Essas esquerdas desunidas que passaram anos a uivar contra a Direitona malvada que aí vinha, esqueceram-se do que já por cá anda e que esfrega as mãos de contente.

O PS, como Baçus, pastora de camelas e mulher de Ali (adivinhem o poema e o autor, vá, um esforço...) jura vingança. O discurso de Costa, no Parlamento, para lá do retórico, era uma clara declaração de guerra disfarçada em apelo que ele sabia recusado.

Os olhos, e ouvidos, da opinião pública, o PS apresenta-se como vítima de uma conspiração indigna e imerecida. Podem PC e BE vir jurar que toda a política do PS desde que a pandemia começou ia no sentido de criar as condições para a obtenção de uma maioria absoluta que despacharia estes dois parceiros menores, ruidosos sem especial apoio social para o galinheiro do teatro com a função de bater palmas caso quisessem fingir que continuavam influentes.

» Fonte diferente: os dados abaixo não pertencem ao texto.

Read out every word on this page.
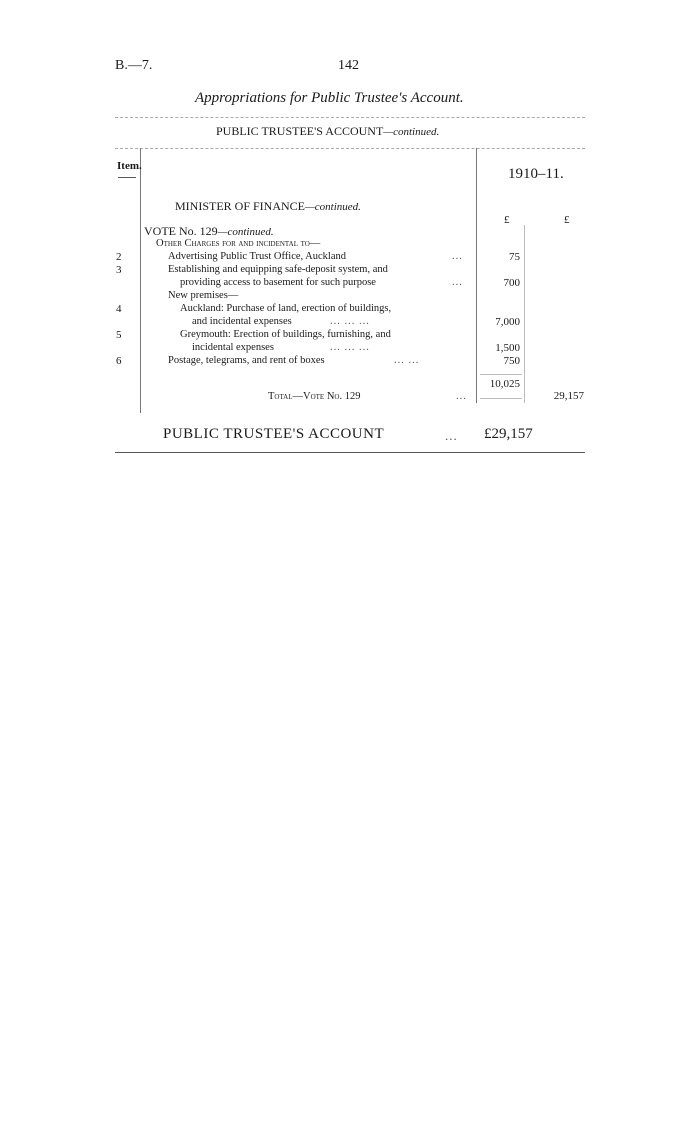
B.—7.	142
Appropriations for Public Trustee's Account.
PUBLIC TRUSTEE'S ACCOUNT—continued.
Item.	1910–11.
MINISTER OF FINANCE—continued.
£	£
VOTE No. 129—continued.
Other Charges for and incidental to—
2	Advertising Public Trust Office, Auckland	...	75
3	Establishing and equipping safe-deposit system, and
providing access to basement for such purpose	...	700
New premises—
4	Auckland: Purchase of land, erection of buildings,
and incidental expenses	... ... ...	7,000
5	Greymouth: Erection of buildings, furnishing, and
incidental expenses	... ... ...	1,500
6	Postage, telegrams, and rent of boxes	... ...	750
10,025
Total—Vote No. 129	...	29,157
PUBLIC TRUSTEE'S ACCOUNT	... £29,157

No discurso de Costa, houve porém um momento onde boa parte do seu argumentrio mostrou a sua irredutível fragilidade ideológica e política. Foi quando referiu os seus antecedentes familiares de Esquerda. Eu não vou cair na esparrela de o contradizer com o famoso distinguo gramsciano (origem, situação e posição de classe) que foi chão que já deu uvas. Quando oiço alguém falar da família para se justificar politicamente, lembro-me sempre de Coimbra e da Faculdade de Medicina. De facto, naqueles tempos, filho de professor dessa escola tinha sempre notas mais altas e, se possível sucederia ao papá na regência da cadeira ou pelo menos no corpo docente da faculdade. A restante rapaziada justamente ressabiada contra este escandaloso nepotismo, falava de catedráticos (ou de lentes) por via urinária.

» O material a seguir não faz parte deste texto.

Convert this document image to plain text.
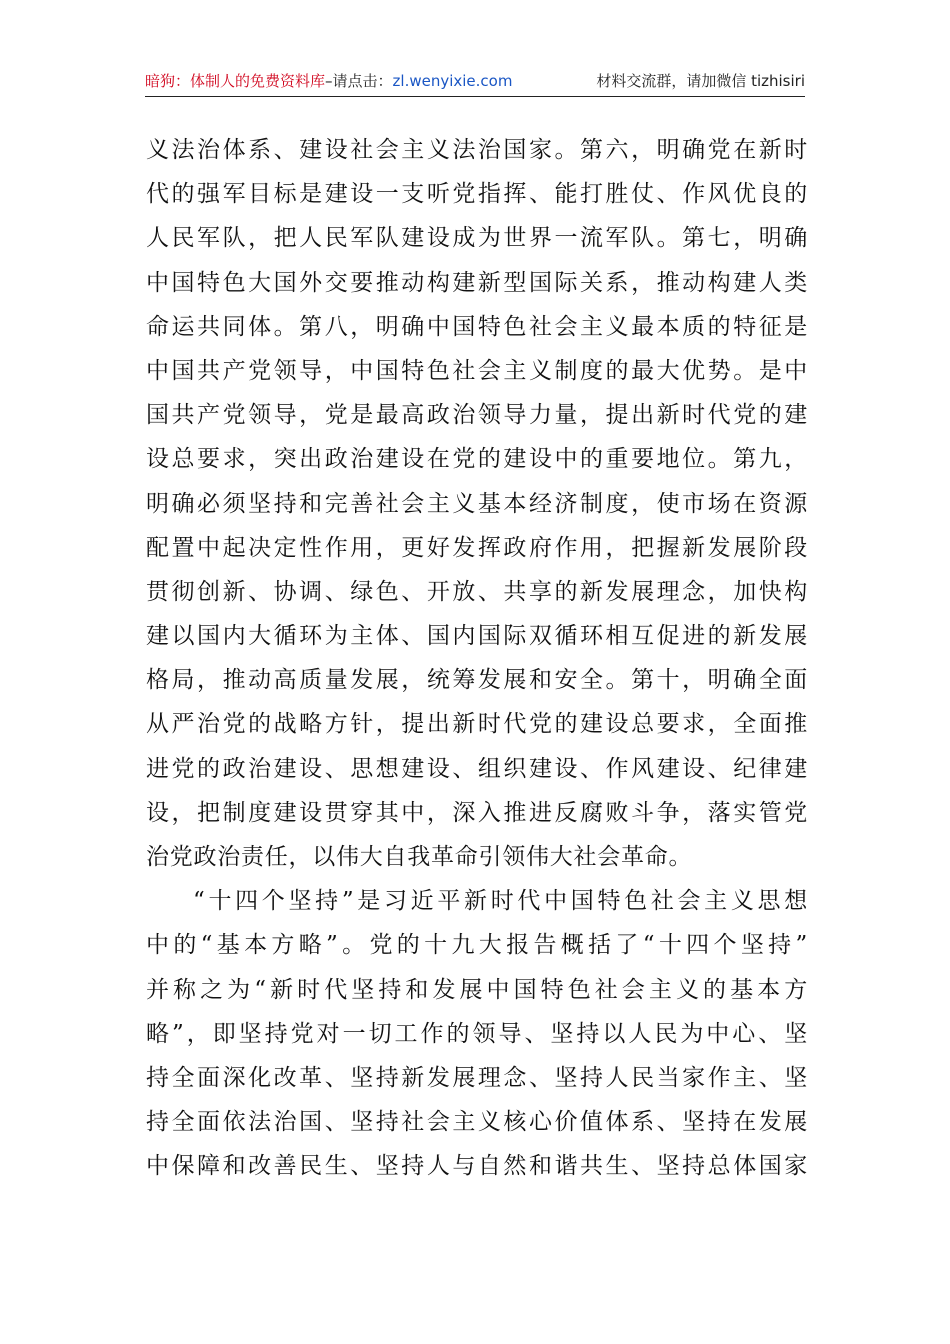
暗狗：体制人的免费资料库 –请点击： zl.wenyixie.com	材料交流群，请加微信 tizhisiri
义法治体系、建设社会主义法治国家。第六，明确党在新时
代的强军目标是建设一支听党指挥、能打胜仗、作风优良的
人民军队，把人民军队建设成为世界一流军队。第七，明确
中国特色大国外交要推动构建新型国际关系，推动构建人类
命运共同体。第八，明确中国特色社会主义最本质的特征是
中国共产党领导，中国特色社会主义制度的最大优势。是中
国共产党领导，党是最高政治领导力量，提出新时代党的建
设总要求，突出政治建设在党的建设中的重要地位。第九，
明确必须坚持和完善社会主义基本经济制度，使市场在资源
配置中起决定性作用，更好发挥政府作用，把握新发展阶段
贯彻创新、协调、绿色、开放、共享的新发展理念，加快构
建以国内大循环为主体、国内国际双循环相互促进的新发展
格局，推动高质量发展，统筹发展和安全。第十，明确全面
从严治党的战略方针，提出新时代党的建设总要求，全面推
进党的政治建设、思想建设、组织建设、作风建设、纪律建
设，把制度建设贯穿其中，深入推进反腐败斗争，落实管党
治党政治责任，以伟大自我革命引领伟大社会革命。
“十四个坚持”是习近平新时代中国特色社会主义思想
中的“基本方略”。党的十九大报告概括了“十四个坚持”
并称之为“新时代坚持和发展中国特色社会主义的基本方
略”，即坚持党对一切工作的领导、坚持以人民为中心、坚
持全面深化改革、坚持新发展理念、坚持人民当家作主、坚
持全面依法治国、坚持社会主义核心价值体系、坚持在发展
中保障和改善民生、坚持人与自然和谐共生、坚持总体国家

Conviria recordar a Costa que Esquerda por esta via não existe nem tão pouco é recomendação. Costa nasceu na burguesia lisboeta, mesmo se os seus pais tivessem simpatias de esquerda. Nada o predestinava a seguir o mesmo caminho. Nem sequer, algo que recorda sempre (sabe-se lá por que razões...) que é o de, com catorze aninhos, se ter ido inscrever no PS Não sei como foi recebido, se com condescendência, divertimento ou seriamente mas com essa tenra idade e o buço a despontar não há um claro conhecimento do mundo e das coisas para alguém se precipitar num qualquer partido. Aceito que seja desse tempo a sua paixão pelo Benfica mas no confuso período do 25 A e do PREC que se lhe seguiu, deu provas de muita juventude mas não de especial discernimento.

De todo o modo, os dados estão lançados. Às urnas cidadãos. E não à urna para onde o país parece querer encaminhar-se com especial determinação.